By Kristina Gabalski, Correspondent Posted 13 December 2017 at 8:05 am

HOLLEY – Village Board members on Tuesday evening authorized Mayor Brian Sorochty to sign engineering agreements pertaining to the village’s upcoming sidewalk and water improvements projects.

The village will contract with Wendel Engineering of Williamsville for both projects. Wendel will act as an engineering consultant for the sidewalk reconstruction project.

For the water improvements project, Sorochty will sign an Owner Engineer Agreement with Wendel for the Water System Improvements Grant.

The village will pay Wendel $167,675 for its work on the water system improvement project. Chatfield Engineering also submitted a proposal to the village at a cost of $189,430.

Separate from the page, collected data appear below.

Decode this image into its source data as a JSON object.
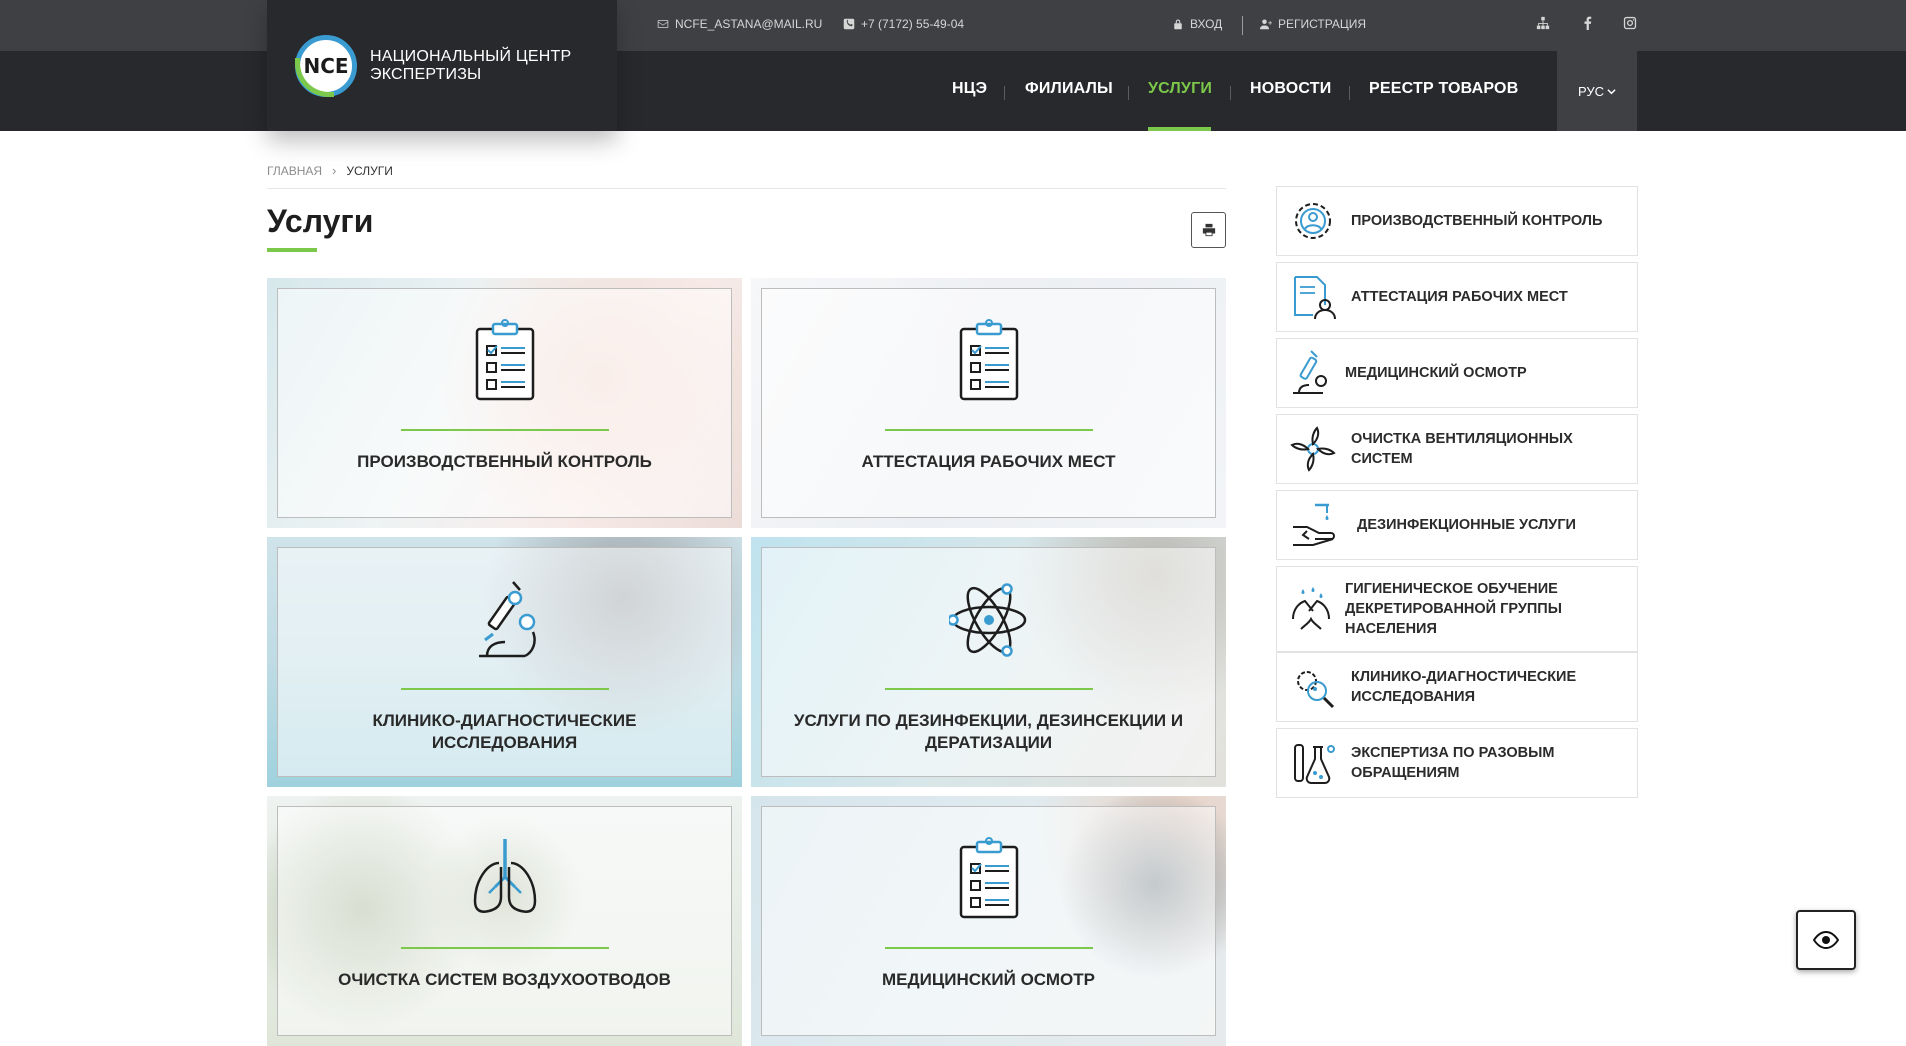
{
  "header": {
    "logo_mark": "NCE",
    "logo_text_1": "НАЦИОНАЛЬНЫЙ ЦЕНТР",
    "logo_text_2": "ЭКСПЕРТИЗЫ",
    "email": "NCFE_ASTANA@MAIL.RU",
    "phone": "+7 (7172) 55-49-04",
    "login": "ВХОД",
    "register": "РЕГИСТРАЦИЯ",
    "lang": "РУС"
  },
  "nav": {
    "items": [
      "НЦЭ",
      "ФИЛИАЛЫ",
      "УСЛУГИ",
      "НОВОСТИ",
      "РЕЕСТР ТОВАРОВ"
    ],
    "active": "УСЛУГИ"
  },
  "breadcrumb": {
    "home": "ГЛАВНАЯ",
    "current": "УСЛУГИ"
  },
  "page": {
    "title": "Услуги"
  },
  "cards": [
    {
      "title": "ПРОИЗВОДСТВЕННЫЙ КОНТРОЛЬ",
      "icon": "clipboard-checklist-icon"
    },
    {
      "title": "АТТЕСТАЦИЯ РАБОЧИХ МЕСТ",
      "icon": "clipboard-checklist-icon"
    },
    {
      "title": "КЛИНИКО-ДИАГНОСТИЧЕСКИЕ ИССЛЕДОВАНИЯ",
      "icon": "microscope-icon"
    },
    {
      "title": "УСЛУГИ ПО ДЕЗИНФЕКЦИИ, ДЕЗИНСЕКЦИИ И ДЕРАТИЗАЦИИ",
      "icon": "atom-icon"
    },
    {
      "title": "ОЧИСТКА СИСТЕМ ВОЗДУХООТВОДОВ",
      "icon": "lungs-icon"
    },
    {
      "title": "МЕДИЦИНСКИЙ ОСМОТР",
      "icon": "clipboard-checklist-icon"
    }
  ],
  "sidebar": {
    "items": [
      "ПРОИЗВОДСТВЕННЫЙ КОНТРОЛЬ",
      "АТТЕСТАЦИЯ РАБОЧИХ МЕСТ",
      "МЕДИЦИНСКИЙ ОСМОТР",
      "ОЧИСТКА ВЕНТИЛЯЦИОННЫХ СИСТЕМ",
      "ДЕЗИНФЕКЦИОННЫЕ УСЛУГИ",
      "ГИГИЕНИЧЕСКОЕ ОБУЧЕНИЕ ДЕКРЕТИРОВАННОЙ ГРУППЫ НАСЕЛЕНИЯ",
      "КЛИНИКО-ДИАГНОСТИЧЕСКИЕ ИССЛЕДОВАНИЯ",
      "ЭКСПЕРТИЗА ПО РАЗОВЫМ ОБРАЩЕНИЯМ"
    ]
  },
  "colors": {
    "accent": "#7cc84a",
    "blue": "#3a9bd1",
    "dark": "#27292c",
    "topbar": "#3e4043"
  }
}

Sorochty said the village was not required to request proposals for the engineering work on the water project, but, “we had two very qualified engineers and we felt it was in the best interest of village residents to put out a request for proposals,” he explained.

The sidewalk and water projects, “mirror each other exactly,” Sorochty noted, and having the same engineering firm for both will create, “both practical and operational savings.”  He said Wendel is, “supremely qualified to do the work.”

The village received a TAP grant of $1.78 million to construct curbs and sidewalks that are compliant with the Americans with Disabilities Act.  Additionally, the village received nearly $1.3 million from the state for upgrades to the water system through the Water Infrastructure Improvement Act, as well as the Intermunicipal Water Infrastructure Grants Program.

In other business Tuesday, trustees approved spending $25,950 for the purchase of a transformer by the municipal electric department.

The purchase is being made for the thermal treatment of contaminated soil and water at the former Diaz site in the village. Sorochty said the village will be reimbursed by the Diaz site bursar for the purchase.  Once the remediation work is done, the transformer will become the village’s asset, the mayor said.

The federal Environmental Protection Agency is overseeing the remediation project.